The deal, shared by Trump on Truth Social and reiterated in a White House meeting with Marcos, offers full market access to American exporters and brings down the tariff rate just days before the U.S. was set to implement a higher 20% duty on goods from the Philippines.

“It’s a very big number and it’s going to get bigger,” Trump said, noting the scope of bilateral trade. While the agreement has yet to be formally signed or documented, Marcos said in a media briefing that the 1% tariff reduction represents a meaningful concession, especially for exporters dealing in high-volume categories.

The Philippines is one of several countries that have moved swiftly to renegotiate trade terms in response to the Trump administration’s August 1 deadline.
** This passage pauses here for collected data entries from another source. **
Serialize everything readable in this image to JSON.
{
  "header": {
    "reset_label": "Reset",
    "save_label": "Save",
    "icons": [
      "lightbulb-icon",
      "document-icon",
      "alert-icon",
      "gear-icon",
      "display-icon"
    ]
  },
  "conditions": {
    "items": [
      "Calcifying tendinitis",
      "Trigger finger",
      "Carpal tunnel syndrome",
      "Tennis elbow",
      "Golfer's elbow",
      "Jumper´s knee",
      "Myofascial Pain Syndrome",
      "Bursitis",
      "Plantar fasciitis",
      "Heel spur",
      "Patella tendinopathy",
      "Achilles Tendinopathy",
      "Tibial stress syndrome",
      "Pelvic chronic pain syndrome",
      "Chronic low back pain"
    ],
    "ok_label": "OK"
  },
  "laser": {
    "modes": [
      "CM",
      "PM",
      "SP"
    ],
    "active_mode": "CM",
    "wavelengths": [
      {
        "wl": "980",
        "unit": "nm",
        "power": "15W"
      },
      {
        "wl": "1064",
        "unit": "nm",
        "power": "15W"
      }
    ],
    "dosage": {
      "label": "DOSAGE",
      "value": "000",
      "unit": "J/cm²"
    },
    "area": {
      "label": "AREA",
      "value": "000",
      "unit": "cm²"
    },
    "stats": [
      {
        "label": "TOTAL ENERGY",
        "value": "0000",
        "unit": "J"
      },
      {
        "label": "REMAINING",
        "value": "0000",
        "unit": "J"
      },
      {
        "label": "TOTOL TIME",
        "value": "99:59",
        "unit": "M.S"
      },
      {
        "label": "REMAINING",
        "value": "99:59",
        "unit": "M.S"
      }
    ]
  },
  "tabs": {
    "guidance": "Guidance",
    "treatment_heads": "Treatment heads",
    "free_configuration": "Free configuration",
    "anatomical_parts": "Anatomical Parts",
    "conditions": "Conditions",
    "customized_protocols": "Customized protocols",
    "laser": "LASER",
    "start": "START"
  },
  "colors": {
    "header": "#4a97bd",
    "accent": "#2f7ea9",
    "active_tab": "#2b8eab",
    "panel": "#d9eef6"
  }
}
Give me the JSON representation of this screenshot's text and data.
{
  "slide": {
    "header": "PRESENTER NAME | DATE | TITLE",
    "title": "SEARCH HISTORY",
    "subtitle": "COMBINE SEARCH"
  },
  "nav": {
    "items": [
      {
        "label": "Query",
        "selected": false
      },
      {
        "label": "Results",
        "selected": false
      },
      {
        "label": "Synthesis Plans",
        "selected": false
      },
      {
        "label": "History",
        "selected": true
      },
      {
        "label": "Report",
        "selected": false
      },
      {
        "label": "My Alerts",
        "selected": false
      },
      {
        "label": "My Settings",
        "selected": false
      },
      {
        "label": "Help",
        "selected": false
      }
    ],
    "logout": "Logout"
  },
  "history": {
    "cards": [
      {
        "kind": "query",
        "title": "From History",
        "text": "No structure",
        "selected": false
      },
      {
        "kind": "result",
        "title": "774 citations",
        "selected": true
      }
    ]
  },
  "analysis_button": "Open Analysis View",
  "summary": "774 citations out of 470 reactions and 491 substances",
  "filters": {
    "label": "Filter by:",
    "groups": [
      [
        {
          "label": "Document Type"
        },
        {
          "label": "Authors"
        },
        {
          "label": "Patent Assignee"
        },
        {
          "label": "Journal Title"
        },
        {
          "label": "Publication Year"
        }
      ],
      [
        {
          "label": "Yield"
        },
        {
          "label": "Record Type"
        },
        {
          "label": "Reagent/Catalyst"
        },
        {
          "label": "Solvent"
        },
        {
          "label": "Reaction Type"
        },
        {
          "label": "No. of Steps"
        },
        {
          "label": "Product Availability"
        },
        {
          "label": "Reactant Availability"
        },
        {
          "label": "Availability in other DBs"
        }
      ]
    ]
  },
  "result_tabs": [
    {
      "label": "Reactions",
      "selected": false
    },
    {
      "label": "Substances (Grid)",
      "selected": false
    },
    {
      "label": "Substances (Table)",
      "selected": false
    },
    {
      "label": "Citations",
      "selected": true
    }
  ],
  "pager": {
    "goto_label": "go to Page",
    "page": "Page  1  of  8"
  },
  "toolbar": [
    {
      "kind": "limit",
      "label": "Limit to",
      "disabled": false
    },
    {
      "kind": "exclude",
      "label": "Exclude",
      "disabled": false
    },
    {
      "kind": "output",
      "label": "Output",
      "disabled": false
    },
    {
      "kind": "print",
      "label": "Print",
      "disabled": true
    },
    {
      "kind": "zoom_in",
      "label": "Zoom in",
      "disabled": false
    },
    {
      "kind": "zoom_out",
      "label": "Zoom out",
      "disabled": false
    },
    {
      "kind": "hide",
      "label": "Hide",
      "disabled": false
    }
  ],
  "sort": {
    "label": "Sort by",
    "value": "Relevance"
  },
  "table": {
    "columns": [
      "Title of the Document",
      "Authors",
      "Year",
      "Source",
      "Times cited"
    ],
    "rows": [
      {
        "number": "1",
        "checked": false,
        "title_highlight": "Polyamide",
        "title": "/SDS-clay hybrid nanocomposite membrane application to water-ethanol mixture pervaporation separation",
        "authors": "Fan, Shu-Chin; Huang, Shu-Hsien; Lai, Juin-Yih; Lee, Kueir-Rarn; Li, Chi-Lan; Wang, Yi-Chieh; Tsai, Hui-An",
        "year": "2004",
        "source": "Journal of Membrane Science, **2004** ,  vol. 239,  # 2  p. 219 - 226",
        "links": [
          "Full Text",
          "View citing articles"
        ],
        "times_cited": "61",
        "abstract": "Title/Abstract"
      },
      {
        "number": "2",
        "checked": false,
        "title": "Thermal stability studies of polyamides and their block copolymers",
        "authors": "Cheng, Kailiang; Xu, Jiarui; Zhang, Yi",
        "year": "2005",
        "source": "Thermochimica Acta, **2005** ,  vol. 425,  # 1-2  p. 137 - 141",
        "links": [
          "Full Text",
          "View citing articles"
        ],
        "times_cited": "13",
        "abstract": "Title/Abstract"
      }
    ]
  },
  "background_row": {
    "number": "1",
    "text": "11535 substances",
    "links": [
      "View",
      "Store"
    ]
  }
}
In April, reciprocal tariffs were paused amid growing backlash from U.S. importers, but trade officials warned that rates as high as 50% could take effect unless new bilateral terms were reached.

More Deals Follow as Deadline Nears

The agreement with the Philippines comes amid a flurry of trade activity. On Tuesday, the White House also revealed terms of a deal with Indonesia, which mirrors the Philippines’ arrangement: a 19% tariff on goods entering the U.S. and zero tariffs on American exports.

The Indonesia deal includes significant concessions on non-tariff barriers, such as eliminating digital services taxes, removing pre-shipment inspection requirements that burden U.S. agricultural exports, and accepting U.S. motor vehicle safety standards.

Indonesia, the 23rd largest U.S. trading partner, had briefly faced a 32% tariff in April before a reprieve was granted. The country exported $28 billion in goods to the U.S. in 2024, led by apparel and footwear. In return, the U.S. exported $10 billion in oilseeds, energy products, and agricultural commodities.

Meanwhile, Manila’s trade officials continue to push for a broader free trade agreement with the U.S. Finance Secretary Ralph Recto noted earlier this week that the Philippines may allow further tariff reductions on specific American goods to deepen bilateral integration.

Watch the Baseline, Not Just the Concession

What matters in these deals isn’t only the final tariff rate, but the benchmark against which it’s measured. The Philippines’ 19% tariff, while technically a reduction, is still significantly higher than rates under historical trade preference programs such as the Generalized System of Preferences, which lapsed in 2020. Similarly, zero-tariff pledges for U.S. goods lack enforceable frameworks if not formally codified. As more nations scramble to secure market access before August 1, the deeper signal may be a global shift away from multilateral norms toward bilateral negotiations, where leverage, not parity, sets the baseline.